Том 4. Из деревенского дневника
Шрифт:
— Малина! — сказал староста…
— То есть — чудо что такое! Лучше всякой малины… ахти — малина… А ежели мы да они сольемся, да в том самом виде, как сию минуту…
— Свинья не тронет! — досказал староста и захохотал.
— Правда, брат, правда!.. Именно не тронет!.. И свинья понюхает этот лимонад — и прочь!.. Налей-ко мне, Марк!..
Барин подставил рюмку.
— Уж наливай, Марк Иванов, — сказал староста, — всем! что уж…
Марк налил все рюмки, но пить не было никакой возможности, в комнате стояла нестерпимая духота от самовара, от солнца, вдруг начавшего жечь июльским полуденным огнем, и от раскаленной печки… Выпили только один из крестьян, сам Марк да балашовский барин.
— Нет, ребята!.. — заговорил каким-то обиженным тоном балашовский барин, кое-как преодолев эту вторую рюмку: — Вот что я вам скажу — обидели вы меня!..
— Чем же,
— Обидели, братцы, обидели! Ехал я к вам: думаю, буду жить с вами, помогать — денег мне от вас не нужно, — хлопотать за вас, за вашу крестьянскую семью. Я думал, что деревня — это простая семья, в которой только и можно жить…

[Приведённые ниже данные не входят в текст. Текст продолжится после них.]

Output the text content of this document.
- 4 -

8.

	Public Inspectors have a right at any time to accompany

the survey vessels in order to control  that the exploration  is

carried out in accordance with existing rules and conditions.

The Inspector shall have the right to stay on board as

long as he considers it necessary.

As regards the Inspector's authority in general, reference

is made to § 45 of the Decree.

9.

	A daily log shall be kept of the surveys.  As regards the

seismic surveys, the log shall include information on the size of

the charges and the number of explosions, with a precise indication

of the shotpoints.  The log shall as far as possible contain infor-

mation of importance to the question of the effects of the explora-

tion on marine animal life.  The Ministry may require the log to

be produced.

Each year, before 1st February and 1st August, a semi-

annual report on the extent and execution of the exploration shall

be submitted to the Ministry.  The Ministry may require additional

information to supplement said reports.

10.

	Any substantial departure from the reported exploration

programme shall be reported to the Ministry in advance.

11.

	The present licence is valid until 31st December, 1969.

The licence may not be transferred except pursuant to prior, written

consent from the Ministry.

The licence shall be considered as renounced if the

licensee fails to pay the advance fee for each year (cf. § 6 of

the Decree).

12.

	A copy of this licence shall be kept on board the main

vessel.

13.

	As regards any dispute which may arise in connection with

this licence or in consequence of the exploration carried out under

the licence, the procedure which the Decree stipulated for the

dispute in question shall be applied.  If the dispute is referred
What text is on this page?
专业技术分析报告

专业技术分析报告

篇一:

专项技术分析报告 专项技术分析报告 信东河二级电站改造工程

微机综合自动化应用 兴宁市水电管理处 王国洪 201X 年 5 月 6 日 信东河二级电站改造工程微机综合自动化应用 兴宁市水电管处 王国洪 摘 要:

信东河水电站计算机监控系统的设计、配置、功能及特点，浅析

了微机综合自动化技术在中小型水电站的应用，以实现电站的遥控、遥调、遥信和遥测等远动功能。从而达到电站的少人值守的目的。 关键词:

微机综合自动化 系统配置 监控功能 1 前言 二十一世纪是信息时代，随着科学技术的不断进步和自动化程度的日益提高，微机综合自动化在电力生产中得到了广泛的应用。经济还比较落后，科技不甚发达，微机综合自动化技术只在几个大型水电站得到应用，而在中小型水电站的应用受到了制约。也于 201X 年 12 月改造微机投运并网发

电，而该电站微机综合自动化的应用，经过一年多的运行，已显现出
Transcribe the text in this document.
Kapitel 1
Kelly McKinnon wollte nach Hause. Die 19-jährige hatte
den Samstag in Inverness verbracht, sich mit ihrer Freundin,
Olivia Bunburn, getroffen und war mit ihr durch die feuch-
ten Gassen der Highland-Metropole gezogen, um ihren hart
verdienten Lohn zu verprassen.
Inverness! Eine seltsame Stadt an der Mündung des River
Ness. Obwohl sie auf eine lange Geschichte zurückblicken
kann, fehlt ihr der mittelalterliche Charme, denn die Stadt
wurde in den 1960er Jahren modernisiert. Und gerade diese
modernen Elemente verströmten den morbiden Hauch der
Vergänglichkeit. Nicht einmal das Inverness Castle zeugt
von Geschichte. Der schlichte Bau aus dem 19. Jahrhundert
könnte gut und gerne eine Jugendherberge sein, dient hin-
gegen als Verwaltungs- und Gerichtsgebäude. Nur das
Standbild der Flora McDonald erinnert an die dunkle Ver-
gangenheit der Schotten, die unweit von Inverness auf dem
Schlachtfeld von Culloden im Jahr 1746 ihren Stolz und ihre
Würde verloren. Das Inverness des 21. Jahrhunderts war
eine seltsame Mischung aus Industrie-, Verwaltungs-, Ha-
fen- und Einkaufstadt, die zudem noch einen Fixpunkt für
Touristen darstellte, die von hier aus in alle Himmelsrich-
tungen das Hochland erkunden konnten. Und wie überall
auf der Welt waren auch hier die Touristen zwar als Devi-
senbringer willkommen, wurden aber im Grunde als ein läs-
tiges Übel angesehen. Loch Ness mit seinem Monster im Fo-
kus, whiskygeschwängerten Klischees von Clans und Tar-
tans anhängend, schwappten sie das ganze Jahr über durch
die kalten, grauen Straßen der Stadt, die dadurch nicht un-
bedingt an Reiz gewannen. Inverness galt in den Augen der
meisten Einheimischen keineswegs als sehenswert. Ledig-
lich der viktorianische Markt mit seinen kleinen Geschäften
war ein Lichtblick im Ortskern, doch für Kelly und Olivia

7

Мужики вздыхали, а староста только мотнул головой, как бы говоря: «Невесть что городит». А барин между тем вновь сам налил себе полрюмки, быстро проглотил и продолжал:
— …А у них тут не только никакой семьи не оказывается — какое!.. Лезут друг от друга в разные стороны… Представьте себе, что тут творится, — исключительно обращаясь ко мне, говорил барин. — Вот я сейчас спрашивал их про Евсея, которого они высекли за упорство, «за то, что занимается упорством и леностью»(так у них пишется в протоколах волостных судов). Этот Евсей — завзятый охотник, предан он своему делу страстно. Семьи, кроме жены, у него нет никакой; хозяйничать надо, стало быть, с работником. Но у Евсея, помимо того, что сердце вообще не лежит к хозяйству, вследствие его специальности, у него, вследствие той же специальности, и средства-то случайные: хорошо, вспомнит про него какой-нибудь барин, которому он мог услужить на охоте, поможет, Евсей и справится, а нет — сидит так… Я этого Евсея знаю; это — истый художник, страстный любитель своего дела и потому добрейший парень. В охотничьем мире он известен очень многим петербургским тузам и благодаря этому сослужил своим сельчанам большую службу. У крестьян этой деревни, вот у этих самых (он указал на сидевших за столом крестьян), больше десяти лет шел спор с помещиком за надел. Они на это дело, как рассказывают, истратили больше тысячи рублей серебром, но толку никакого не добились. Тогда Евсей, несмотря на то, что лично ему земля эта была не нужна, — я говорил, что он был плохой хозяин, — задумал помочь своим товарищам, помочь просто так, по доброте. Он отправился в Петербург, разыскал одного из господ, которого знал как охотника и который, как оказалось, был лицом влиятельным, рассказал ему все дело и, без одной копейки расходов, благодаря своему личному уменью затронуть человеческую струну, выиграл процесс не больше как в полтора месяца со всеми проволочками. Теперь, благодаря этому Евеею, у этих вот джентльменов (опять он указал на крестьян) двадцать десятин мелколесья с отличными сенами и отличные луга. И что ж? Этого человека, который на вечные времена сделал им доброе дело, эти же самые джентльмены выдрали розгами за невзнос податей.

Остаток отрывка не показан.